I'm agnostic about means testing. Means testing increases the poverty trap and is seen as unfair by people who save and have been responsible in their lives. Why should the guy who blew a £9 million lottery win noe receive job seekers allowance and other benefits?

However I see no point in paying tax to have it handed back by the governemnt.

Anonymous said...

Perhaps all such universal benefits should be taxed - then the wealthy will pay tax on them at their highest applicable rate.

Mark Wadsworth said...

What is the practical or mathematical difference between income tax and income-based benefit withdrawal?

Answer, very little, except that income tax is honest and benefit withdrawal is adminstrative hassle and dishonest.

Mark Wadsworth said...

What is the point of taxing welfare benefits?

As it happens, VAT is absolutely The Worst Tax by a country mile, whether it is regressive or not is a different debate, but it certainly stifles the productive economy and hence benefits the unproductive 'economy' (banks, housing).

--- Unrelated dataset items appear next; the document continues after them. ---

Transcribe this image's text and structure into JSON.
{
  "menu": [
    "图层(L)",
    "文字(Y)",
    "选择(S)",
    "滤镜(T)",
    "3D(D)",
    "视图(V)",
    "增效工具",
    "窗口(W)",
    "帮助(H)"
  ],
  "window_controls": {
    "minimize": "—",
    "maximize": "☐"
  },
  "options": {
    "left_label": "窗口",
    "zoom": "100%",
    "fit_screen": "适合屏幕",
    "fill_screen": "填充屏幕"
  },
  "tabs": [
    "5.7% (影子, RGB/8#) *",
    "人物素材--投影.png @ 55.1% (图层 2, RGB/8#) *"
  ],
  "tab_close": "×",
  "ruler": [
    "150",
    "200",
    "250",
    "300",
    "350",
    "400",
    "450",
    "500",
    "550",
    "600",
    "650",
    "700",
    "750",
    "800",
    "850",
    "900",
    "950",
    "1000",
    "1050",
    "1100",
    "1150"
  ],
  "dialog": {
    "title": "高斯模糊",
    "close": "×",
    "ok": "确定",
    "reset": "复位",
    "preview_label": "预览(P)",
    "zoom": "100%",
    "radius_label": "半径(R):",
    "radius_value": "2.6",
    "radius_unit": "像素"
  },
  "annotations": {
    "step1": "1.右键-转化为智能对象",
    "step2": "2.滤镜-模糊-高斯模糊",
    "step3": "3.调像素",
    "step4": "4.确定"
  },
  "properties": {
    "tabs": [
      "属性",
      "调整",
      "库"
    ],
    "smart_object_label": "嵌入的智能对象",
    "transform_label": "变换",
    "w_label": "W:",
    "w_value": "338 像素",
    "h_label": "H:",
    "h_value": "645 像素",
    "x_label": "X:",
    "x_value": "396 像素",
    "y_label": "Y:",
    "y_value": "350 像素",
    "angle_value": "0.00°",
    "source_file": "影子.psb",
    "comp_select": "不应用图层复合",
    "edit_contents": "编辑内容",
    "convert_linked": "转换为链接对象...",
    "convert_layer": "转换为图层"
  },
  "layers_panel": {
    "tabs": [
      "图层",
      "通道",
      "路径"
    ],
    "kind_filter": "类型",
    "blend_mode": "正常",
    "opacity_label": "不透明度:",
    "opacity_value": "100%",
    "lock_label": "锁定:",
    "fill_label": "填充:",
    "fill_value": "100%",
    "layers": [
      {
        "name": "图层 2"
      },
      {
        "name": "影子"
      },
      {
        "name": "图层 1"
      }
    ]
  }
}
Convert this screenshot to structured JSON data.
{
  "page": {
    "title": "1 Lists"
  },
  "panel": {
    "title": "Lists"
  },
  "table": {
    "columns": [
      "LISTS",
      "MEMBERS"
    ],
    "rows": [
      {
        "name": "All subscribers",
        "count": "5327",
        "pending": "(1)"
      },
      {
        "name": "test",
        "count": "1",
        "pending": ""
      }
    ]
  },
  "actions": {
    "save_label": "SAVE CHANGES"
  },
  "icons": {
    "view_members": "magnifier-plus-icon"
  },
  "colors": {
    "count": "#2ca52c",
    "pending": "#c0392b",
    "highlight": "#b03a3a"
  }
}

But, as DoB points out, the Righteous really love VAT because it does not apply to Righteous Things but does apply to Unrighteous things.

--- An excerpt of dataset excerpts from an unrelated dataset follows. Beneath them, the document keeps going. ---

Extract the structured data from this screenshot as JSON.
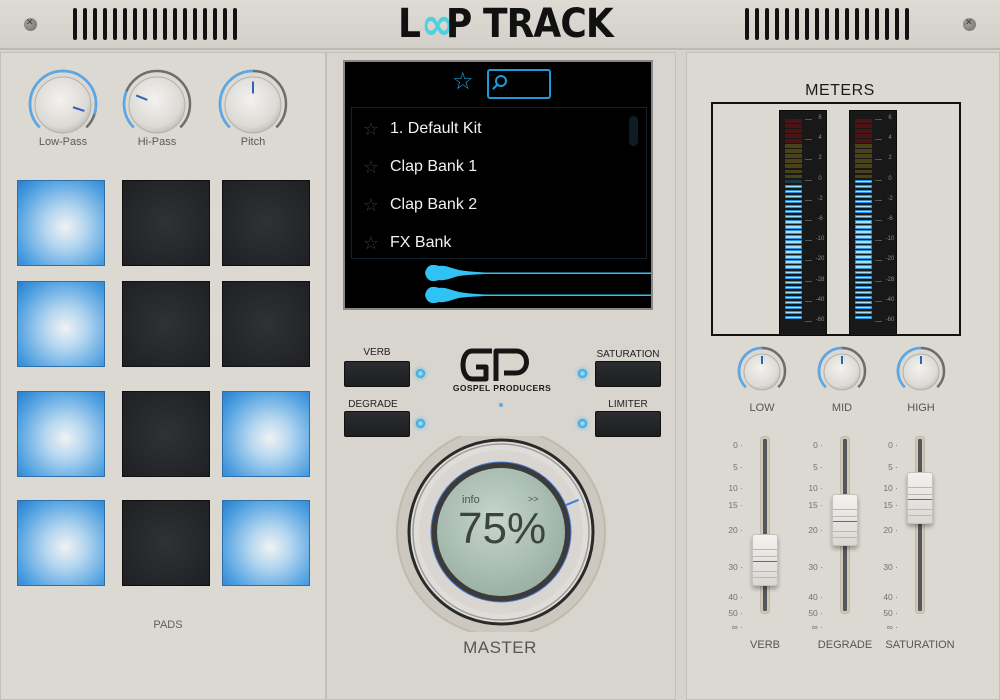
{
  "app": {
    "title_prefix": "L",
    "title_oo": "∞",
    "title_suffix": "P TRACK",
    "accent_color": "#4fd0e2",
    "highlight_color": "#1a9cd6"
  },
  "top_knobs": [
    {
      "label": "Low-Pass",
      "value": 0.9
    },
    {
      "label": "Hi-Pass",
      "value": 0.25
    },
    {
      "label": "Pitch",
      "value": 0.5
    }
  ],
  "pads": {
    "label": "PADS",
    "states": [
      true,
      false,
      false,
      true,
      false,
      false,
      true,
      false,
      true,
      true,
      false,
      true
    ]
  },
  "browser": {
    "favorites_icon": "star-icon",
    "search_icon": "search-icon",
    "search_value": "",
    "items": [
      {
        "name": "1. Default Kit",
        "favorite": false
      },
      {
        "name": "Clap Bank 1",
        "favorite": false
      },
      {
        "name": "Clap Bank 2",
        "favorite": false
      },
      {
        "name": "FX Bank",
        "favorite": false
      }
    ]
  },
  "fx_buttons": [
    {
      "label": "VERB",
      "active": true
    },
    {
      "label": "DEGRADE",
      "active": true
    },
    {
      "label": "SATURATION",
      "active": true
    },
    {
      "label": "LIMITER",
      "active": true
    }
  ],
  "brand": {
    "logo_text": "GP",
    "name": "GOSPEL PRODUCERS"
  },
  "master": {
    "label": "MASTER",
    "info_label": "info",
    "next_label": ">>",
    "value_text": "75%",
    "value": 0.75
  },
  "meters": {
    "title": "METERS",
    "scale": [
      "6",
      "4",
      "2",
      "0",
      "-2",
      "-6",
      "-10",
      "-20",
      "-28",
      "-40",
      "-60"
    ],
    "left_level_db": -0.5,
    "right_level_db": 0.2
  },
  "eq_knobs": [
    {
      "label": "LOW",
      "value": 0.5
    },
    {
      "label": "MID",
      "value": 0.5
    },
    {
      "label": "HIGH",
      "value": 0.5
    }
  ],
  "faders": {
    "scale": [
      "0",
      "5",
      "10",
      "15",
      "20",
      "30",
      "40",
      "50",
      "∞"
    ],
    "items": [
      {
        "label": "VERB",
        "value": 28
      },
      {
        "label": "DEGRADE",
        "value": 18
      },
      {
        "label": "SATURATION",
        "value": 13
      }
    ]
  }
}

The least bad tax is Land Value Tax, of course.

asquith said...

"Does a multi-millionaire's family really need child benefit? Does a wealthy 60 year old really need free bus travel around the country? Do rich pensioners need the Winter fuel payment?"

No, they don't. But think about the perverse incentives. There's little enough encouragement for old-timers to save as it is, or for poor parents to take better paid jobs, without having them tied up in knots over whether they'll be worse off.

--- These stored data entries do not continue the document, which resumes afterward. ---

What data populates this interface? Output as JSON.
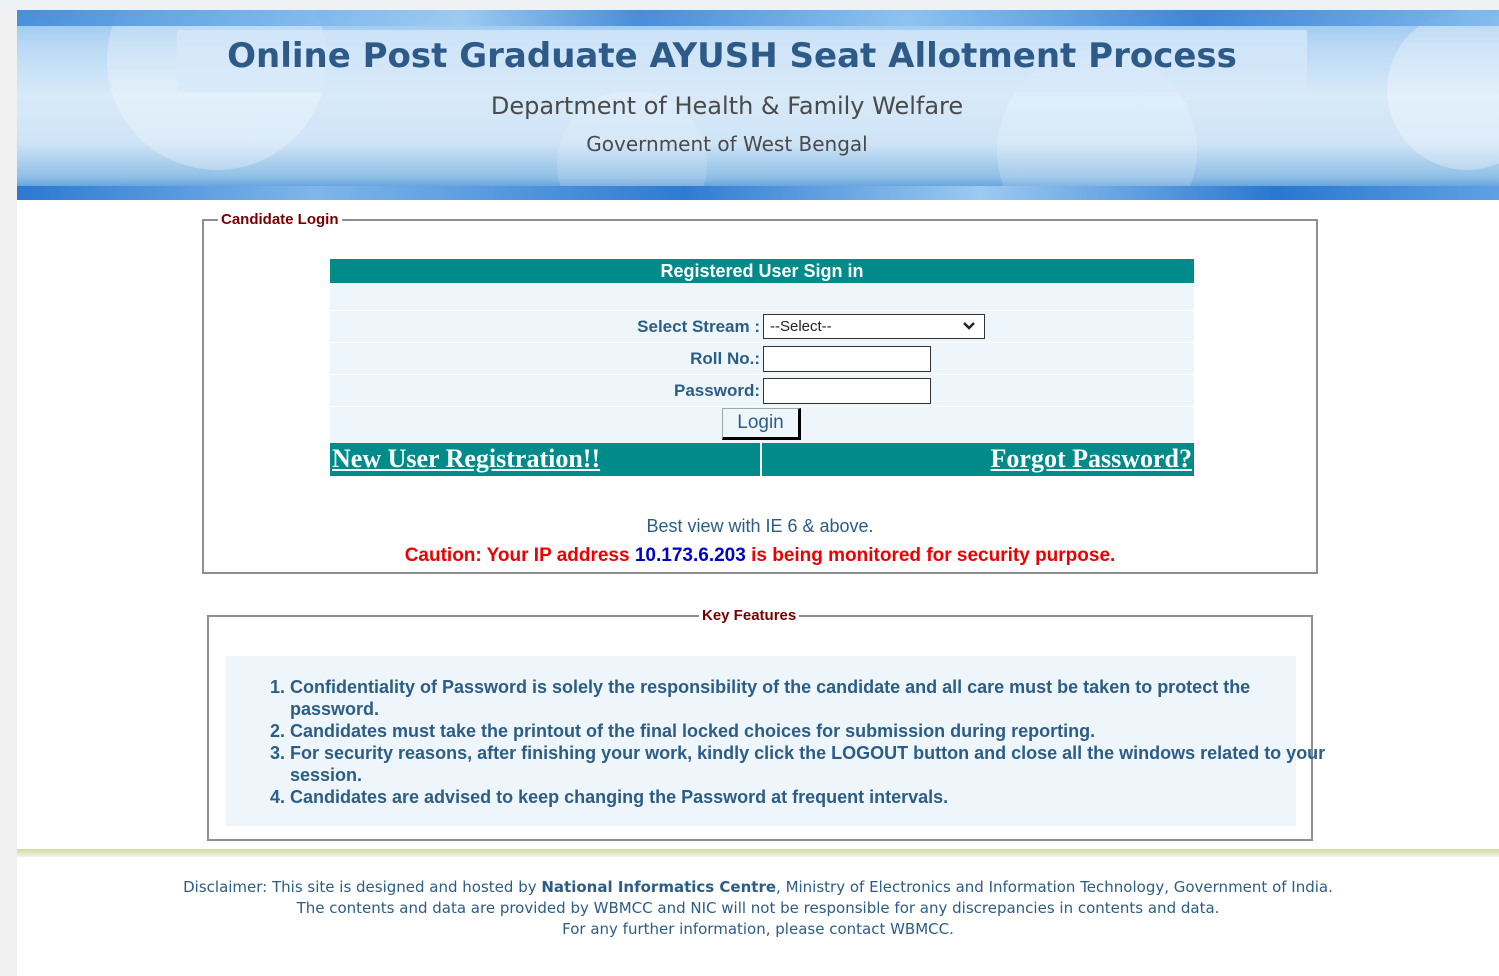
{
  "header": {
    "title": "Online Post Graduate AYUSH Seat Allotment Process",
    "department": "Department of Health & Family Welfare",
    "government": "Government of West Bengal"
  },
  "login": {
    "legend": "Candidate Login",
    "table_title": "Registered User Sign in",
    "stream_label": "Select Stream :",
    "stream_value": "--Select--",
    "roll_label": "Roll No.:",
    "roll_value": "",
    "password_label": "Password:",
    "password_value": "",
    "login_button": "Login",
    "new_user_link": "New User Registration!!",
    "forgot_link": "Forgot Password?",
    "best_view": "Best view with IE 6 & above.",
    "caution_prefix": "Caution: Your IP address ",
    "ip_address": "10.173.6.203",
    "caution_suffix": " is being monitored for security purpose."
  },
  "features": {
    "legend": "Key Features",
    "items": [
      "Confidentiality of Password is solely the responsibility of the candidate and all care must be taken to protect the password.",
      "Candidates must take the printout of the final locked choices for submission during reporting.",
      "For security reasons, after finishing your work, kindly click the LOGOUT button and close all the windows related to your session.",
      "Candidates are advised to keep changing the Password at frequent intervals."
    ]
  },
  "footer": {
    "line1_prefix": "Disclaimer: This site is designed and hosted by ",
    "line1_org": "National Informatics Centre",
    "line1_suffix": ", Ministry of Electronics and Information Technology, Government of India.",
    "line2": "The contents and data are provided by WBMCC and NIC will not be responsible for any discrepancies in contents and data.",
    "line3": "For any further information, please contact WBMCC."
  },
  "colors": {
    "teal_header": "#008b8b",
    "text_blue": "#2c5d87",
    "legend_red": "#7a0000",
    "caution_red": "#ee0000",
    "ip_blue": "#0000cc"
  },
  "icons": {
    "select_arrow": "chevron-down-icon"
  }
}
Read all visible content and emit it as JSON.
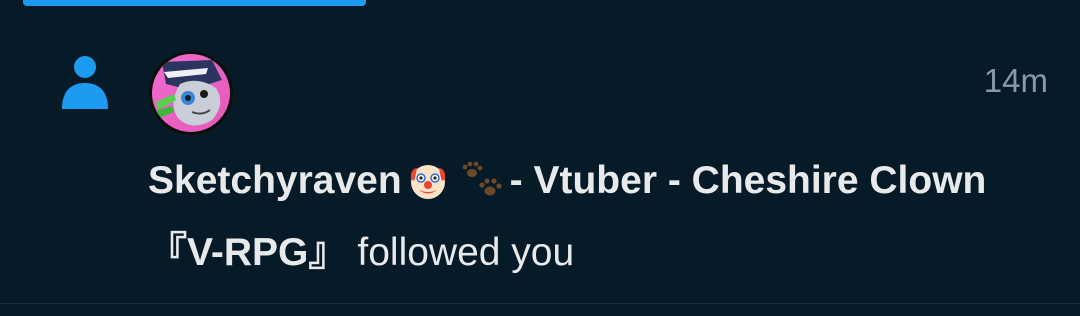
{
  "notification": {
    "icon": "person-icon",
    "avatar": "user-avatar",
    "timestamp": "14m",
    "display_name_part1": "Sketchyraven",
    "emoji1": "clown-face-emoji",
    "emoji2": "paw-prints-emoji",
    "display_name_part2": "- Vtuber - Cheshire Clown『V-RPG』",
    "action": "followed you",
    "colors": {
      "background": "#071a28",
      "accent": "#1d9bf0",
      "text": "#e7e9ea",
      "muted": "#8b98a5"
    }
  }
}
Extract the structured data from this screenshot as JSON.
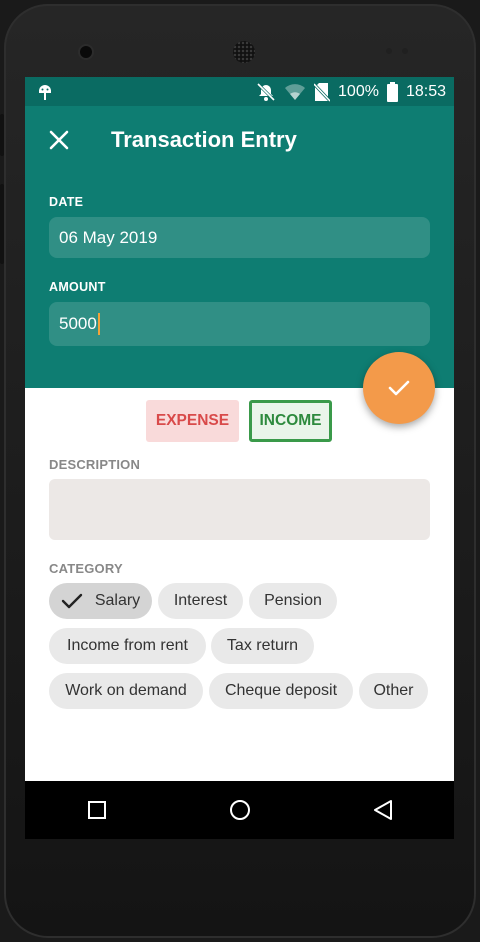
{
  "status_bar": {
    "battery": "100%",
    "time": "18:53",
    "icons": [
      "android-debug-icon",
      "notifications-off-icon",
      "wifi-icon",
      "no-sim-icon",
      "battery-icon"
    ]
  },
  "app_bar": {
    "title": "Transaction Entry",
    "close_icon": "close-icon"
  },
  "form": {
    "date_label": "DATE",
    "date_value": "06 May 2019",
    "amount_label": "AMOUNT",
    "amount_value": "5000",
    "type": {
      "expense_label": "EXPENSE",
      "income_label": "INCOME",
      "selected": "INCOME"
    },
    "description_label": "DESCRIPTION",
    "description_value": "",
    "category_label": "CATEGORY",
    "categories": [
      {
        "label": "Salary",
        "selected": true
      },
      {
        "label": "Interest",
        "selected": false
      },
      {
        "label": "Pension",
        "selected": false
      },
      {
        "label": "Income from rent",
        "selected": false
      },
      {
        "label": "Tax return",
        "selected": false
      },
      {
        "label": "Work on demand",
        "selected": false
      },
      {
        "label": "Cheque deposit",
        "selected": false
      },
      {
        "label": "Other",
        "selected": false
      }
    ]
  },
  "fab": {
    "icon": "check-icon"
  },
  "nav_bar": {
    "icons": [
      "recents-square-icon",
      "home-circle-icon",
      "back-triangle-icon"
    ]
  },
  "colors": {
    "primary": "#0e7d72",
    "primary_dark": "#0a6b62",
    "accent": "#f39a4a",
    "expense": "#d94a4a",
    "income": "#2e8a3e"
  }
}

Unlike many liberals I do not oppose having a minimum wage, because it ensures people are significantly better off in jobs than out of them. But this will not be the case if their means tested benefits are withdrawn. This already happens with child tax credit & working tax credit (which often go unclaimed btw) & I would not want to see any more of it.

Means testing was something Brown loved as it made people beholden to the government, Labour specifically. He may not have planned it that way but he ensured that people would want to stay poor.

They should junk all the useless spending, they WILL have to cut spending that does benefit people (you can't have it all), hold their nerve on CGT. They should also not be ringfencing certain budgets. It implies that the money spent on the NHS & DFID is all put to good use, which is absurd to say.

No one can say we're not in for a rough time. But I am against superficially plausible responses for the same reason I am against populism.

I seriously will get pissed off with the coalition if this budget isn't meticulously done. I know it will hurt however skilful the surgeon is, however much he is trying to heal the patient, but if they just randomly lash out it will hurt more.

asquith said...

Among the few uses I do see for means testing are the pupil premium & the various student bursaries etc. Because they are ways of helping people of humble origins get on, just as in this raising of the income tax threshold.

I am very sceptical about not only child tax credits but things like the maternity grant, which pays out to mothers but only if they make sure to be poor & stay poor. What sort of message does that convey?

Look at DLA as an example of a good benefit (except, of course, where it's awarded to people who don't deserve it &- this is far more common- denied to people who do). But I mean in the way it workf. Not means tested, or withdrawn on starting work, just paid for as long as you're disabled, which is often for life anyway.

Now we have got child benefit, it should be the same, as it currently is. The only idea I would consider is one that I think Field has had, which is to reduce the age at which it stops.